Forty-six members of what security officials have described as an online “modeling ring,” including 8 female models, were arrested at an unspecified date in the southern Iranian province of Hormozgan according to an announcement by local police chief Gen. Azizollah Maleki on July 16, 2018.

“Following cyberspace surveillance and control operations, the province’s police public security experts discovered individuals involved in widespread and organized activities in a modeling ring in the city of Bandar Abbas and publishing images and clips on social media through their pages on Instagram,” said Maleki according to the state-funded Iranian Students News Agency (ISNA).

He added: “Their activities were aimed at exploiting commerce and possibly to dupe girls and women into committing indecent acts under the guise of modeling in violation of public decency under articles 637 and 638 of the Islamic Penal Code and spreading anti-cultural material.”

Article 637 states: “When a man and a woman who are not married to each other commit indecent acts other than zina [adultery], such as kissing or sleeping next to one another, they shall be sentenced to up to 99 lashes…”

And according to Article 638: “Anyone in public places and roads who openly commits a harām [sinful] act, in addition to the punishment provided for the act, shall be sentenced to two months’ imprisonment or up to 74 lashes; and if they commit an act that is not punishable but violates public prudency, they shall only be sentenced to 10 days to two months’ imprisonment or up to 74 lashes.”

The Hormozgan police chief said models, photographers, hair stylists and boutique owners were among those who were arrested.

To legally work in Iran’s fashion industry, including in the fields of modeling, photography, design, and hairdressing, people must apply for professional permits. State organizations, led by the Ministry of Culture and Islamic Guidance, regulate the industry under broad laws that are open to highly subjective and arbitrary interpretations of notions such as “national patterns” and “Iranian culture.”

Iran’s Law to Regulate Fashion and Clothing, passed by Parliament on May 14, 2006, states in Article 1:

“To protect and strengthen Iranian-Islamic culture, to respect, define, consolidate and promote native and national patterns, to guide the production and distribution of clothing based on domestic designs and to discourage people from consuming products foreign and unfamiliar to Iranian culture, the Culture and Islamic Guidance Ministry is obliged to lay the foundations for the administrative structure subject to this law by forming a monitoring Working Group consisting of one plenipotentiary representative from each of the following ministries: Culture and Islamic Guidance, Education, Commerce, Industry and Mines, and the Islamic Republic of Iran Broadcasting Organization, and the Management and Planning Organization, and three representatives of related guilds (designers and producers), and one representative from the parliamentary Committee on Cultural Affairs.”

With Iran’s traditional print and broadcast media controlled by the state, fashion workers have increasingly turned to the internet and social media to promote their businesses.

While social media is also monitored by state authorities, and those who post content deemed inappropriate are vulnerable to state prosecution, many fashion workers have nevertheless launched pages on the social media app Instagram to promote their work and businesses.

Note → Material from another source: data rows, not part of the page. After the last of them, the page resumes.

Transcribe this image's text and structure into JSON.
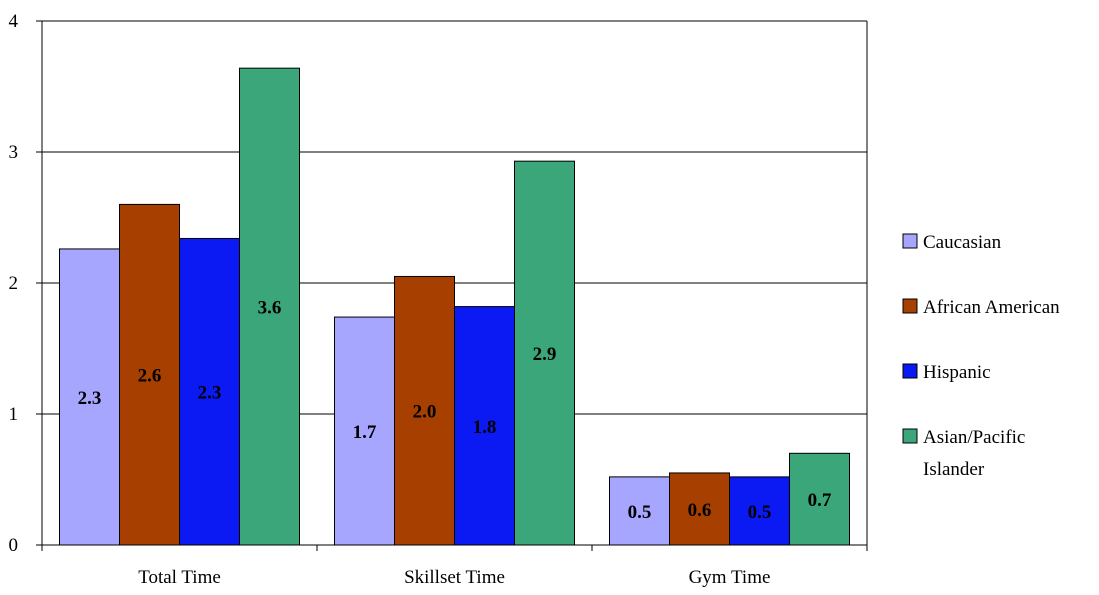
{
  "chart_data": {
    "type": "bar",
    "title": "",
    "xlabel": "",
    "ylabel": "",
    "ylim": [
      0,
      4
    ],
    "yticks": [
      "0",
      "1",
      "2",
      "3",
      "4"
    ],
    "grid": true,
    "legend_position": "right",
    "categories": [
      "Total Time",
      "Skillset Time",
      "Gym Time"
    ],
    "series": [
      {
        "name": "Caucasian",
        "color": "#A6A6FF",
        "values": [
          2.26,
          1.74,
          0.52
        ],
        "labels": [
          "2.3",
          "1.7",
          "0.5"
        ]
      },
      {
        "name": "African American",
        "color": "#A63F00",
        "values": [
          2.6,
          2.05,
          0.55
        ],
        "labels": [
          "2.6",
          "2.0",
          "0.6"
        ]
      },
      {
        "name": "Hispanic",
        "color": "#0B1AF2",
        "values": [
          2.34,
          1.82,
          0.52
        ],
        "labels": [
          "2.3",
          "1.8",
          "0.5"
        ]
      },
      {
        "name": "Asian/Pacific Islander",
        "legend_lines": [
          "Asian/Pacific",
          "Islander"
        ],
        "color": "#3BA679",
        "values": [
          3.64,
          2.93,
          0.7
        ],
        "labels": [
          "3.6",
          "2.9",
          "0.7"
        ]
      }
    ]
  }
}
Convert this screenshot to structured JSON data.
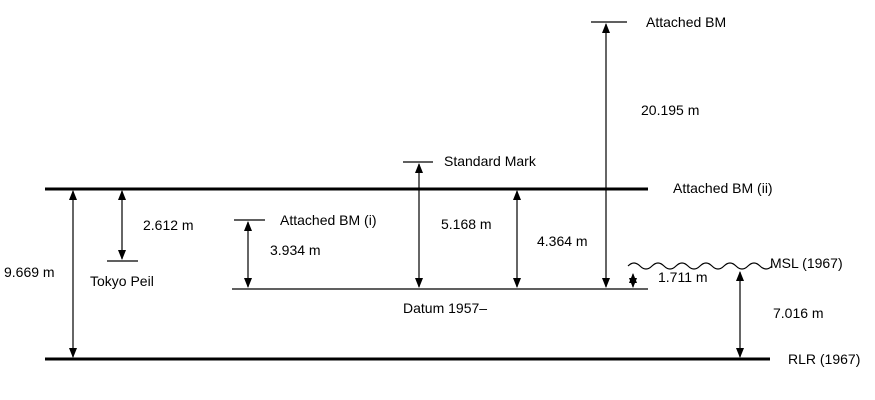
{
  "labels": {
    "attached_bm_top": "Attached BM",
    "standard_mark": "Standard Mark",
    "attached_bm_ii": "Attached BM (ii)",
    "attached_bm_i": "Attached BM (i)",
    "tokyo_peil": "Tokyo Peil",
    "datum": "Datum 1957–",
    "msl": "MSL (1967)",
    "rlr": "RLR (1967)"
  },
  "measurements": {
    "bm_top_to_datum": "20.195 m",
    "rlr_to_bm_ii": "9.669 m",
    "bm_ii_to_tokyo_peil": "2.612 m",
    "bm_i_to_datum": "3.934 m",
    "standard_mark_to_datum": "5.168 m",
    "bm_ii_to_datum": "4.364 m",
    "msl_to_datum": "1.711 m",
    "rlr_to_msl": "7.016 m"
  }
}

Unlike Facebook and Twitter, Instagram has not been blocked in the Islamic Republic.

With local police units tasked with monitoring public places and businesses, fashion industry members enjoy a sense of freedom online that they cannot nurture in physical places of business. In doing so, they are also pushing the boundaries of permissible forms of self-expression in Iran.

As a result, conservative officials have been targeting fashion workers, interrogating, fining and detaining them in a campaign of intimidation designed to rein them in. The increasing pressure and restrictions have forced many people to leave the 9 fashion industry or emigrate to freely pursue their profession—a development that has plagued many sectors of Iran’s professional, academic and commercial spheres as shown in CHRI’s December 2016 briefing on Iran’s fashion industry.